Ayrıca JWST, kısmen Hubble’ın yerini alacak. Hubble, yerleşik bir güvenlik mekanizmasına sahipti: Dünya etrafındaki yörüngesi ve dikkatli tasarımı sayesinde, astronotlar uzay aracını ziyaret edebilir, ancak aynı durum JWST için geçerli değil. Bu yüzden de yıllar süren testler, görevin ertelenmesi, iptal edilmesi, bütçenin gün geçtikçe artması gibi olumsuz pek çok sonuca neden oldu.

30 YILLIK ÇALIŞMA
Aslında JWST’nin çalışmalarına 1990’larda başlandı. O zamanki yönetici Dan Goldin liderliğindeki NASA, daha büyük ve daha cesur olmayı teşvik etti. Ancak uzay aracında yapılmak istenen değişiklikler yanında teknik karmaşayı da getirdi.

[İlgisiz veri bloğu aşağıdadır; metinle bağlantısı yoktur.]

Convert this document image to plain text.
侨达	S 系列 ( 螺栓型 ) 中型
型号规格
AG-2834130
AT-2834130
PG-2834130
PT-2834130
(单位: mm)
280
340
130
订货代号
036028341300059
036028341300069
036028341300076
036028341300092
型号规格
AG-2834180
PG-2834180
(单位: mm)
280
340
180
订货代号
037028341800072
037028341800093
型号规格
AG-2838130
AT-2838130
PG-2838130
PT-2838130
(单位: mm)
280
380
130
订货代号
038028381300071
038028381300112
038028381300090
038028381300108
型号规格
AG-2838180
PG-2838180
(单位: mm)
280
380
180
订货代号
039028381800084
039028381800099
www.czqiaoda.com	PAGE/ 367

Chicago Üniversitesi’nden Michael Turner, Space.com’a verdiği demeçte karmaşıklıkla beraber NASA’nın güvenliğe de odaklandığını ve sık sık testler yaptığına dikkat çekti:
“NASA’nın başarısızlık korkusu; uzay aracı, mühendisler tarafından test edildikçe sorunlu imajına da katkıda bulundu.”

Bu testler, gecikmeden gecikmeye neden oldu.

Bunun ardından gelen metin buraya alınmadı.